Lo de la repoblación del páramo leonés, me lo enseñaron con lo de la "Monarquía Asturiana", que tanto interesa a historiadores, a románticas y a fabuladores; y también a los vetustos del RIDEA, que, por ser más de dos, no llamo "Duo-Dinámico". Y además al canónigo Hevia Ballina -"¡ppppsssss, venga aquí, no se me escape, que no hay manera de sacarle los colores, pues siempre los tiene fuera?!".
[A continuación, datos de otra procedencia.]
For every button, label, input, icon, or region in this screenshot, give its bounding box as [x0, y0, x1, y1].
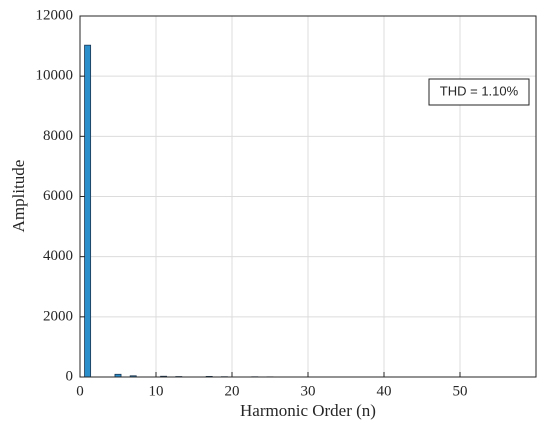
x-tick-label: 10 — [149, 383, 164, 399]
x-axis-label: Harmonic Order (n) — [240, 401, 376, 420]
y-tick-label: 2000 — [43, 308, 73, 324]
x-tick-label: 50 — [453, 383, 468, 399]
y-axis-label: Amplitude — [9, 160, 28, 233]
x-tick-label: 40 — [377, 383, 392, 399]
y-tick-label: 6000 — [43, 188, 73, 204]
x-tick-label: 30 — [301, 383, 316, 399]
x-tick-label: 0 — [76, 383, 84, 399]
y-tick-label: 0 — [66, 368, 74, 384]
x-tick-label: 20 — [225, 383, 240, 399]
annotation: THD = 1.10% — [440, 83, 519, 98]
bar — [84, 44, 92, 378]
y-tick-label: 12000 — [36, 7, 74, 23]
y-tick-label: 4000 — [43, 248, 73, 264]
annotation-box — [428, 78, 530, 106]
y-tick-label: 8000 — [43, 128, 73, 144]
y-tick-label: 10000 — [36, 68, 74, 84]
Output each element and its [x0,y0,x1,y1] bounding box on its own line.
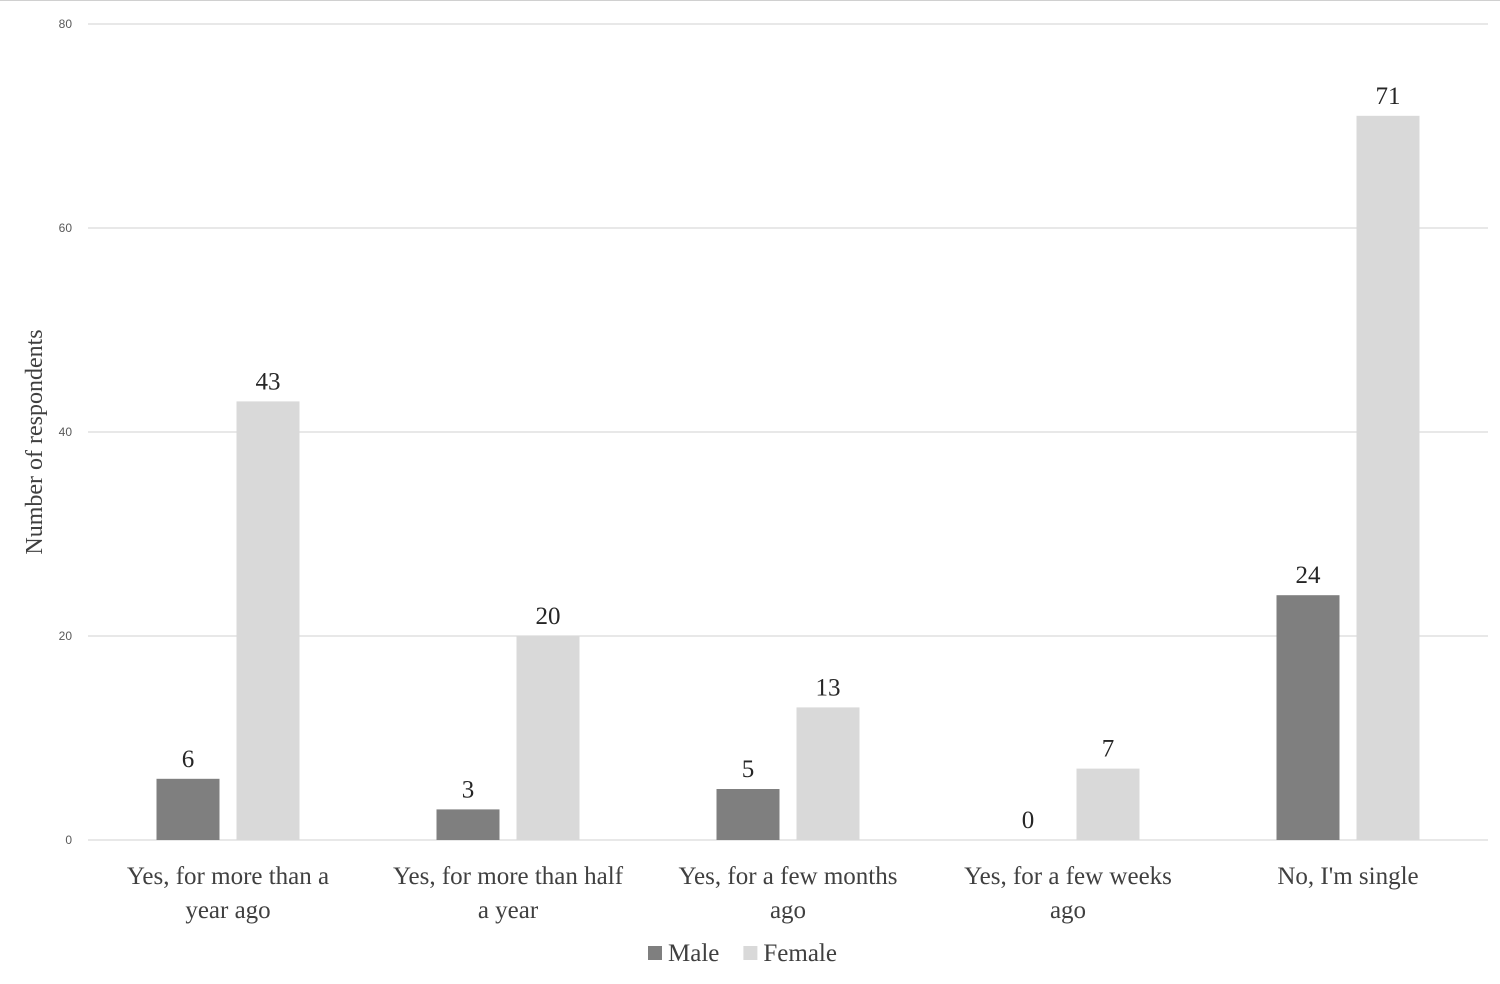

Es que el buen canónigo con líos de archivos y yo compartimos muchas cosas: a ambos nos gusta Villaviciosa; tenemos ambos canonjías de fe, que la suya, por ser de catedral, es "como Dios manda" y que la mía, por ser pública, es "como el diablo manda". A propósito, esto de fedatario público me está creando problemas, pues por ser eso resulta que soy escriba y publicano, o sea, lo peor de lo peor según el Santo Evangelio (si fuera mujer fedataria, sería, a buen seguro, la adúltera, la de las pedradas de hipócritas, ¡ufff, ufff, qué de hipócritas, ayer y hoy!). Y, por último, comparto con el reverendo Hevia Ballina el mismo periódico, si bien él se ubica o lo ubican en la parte trasera y yo en la delantera del periódico, del periódico.

Llegados aquí, ya sabemos que hoy no subimos al tren, que ya lo perdimos y marchó. Lo cogeremos, sin dudarlo, próximamente, que lo dedicaremos al Vasco, al tren y sólo al tren, tan de Oviedo. Un aviso: el destino último será un apeadero, muy cerca de La Magdalena; haremos parada antes en Fuso, en Fuso de la Reina, de interés por ser estación de trasbordos.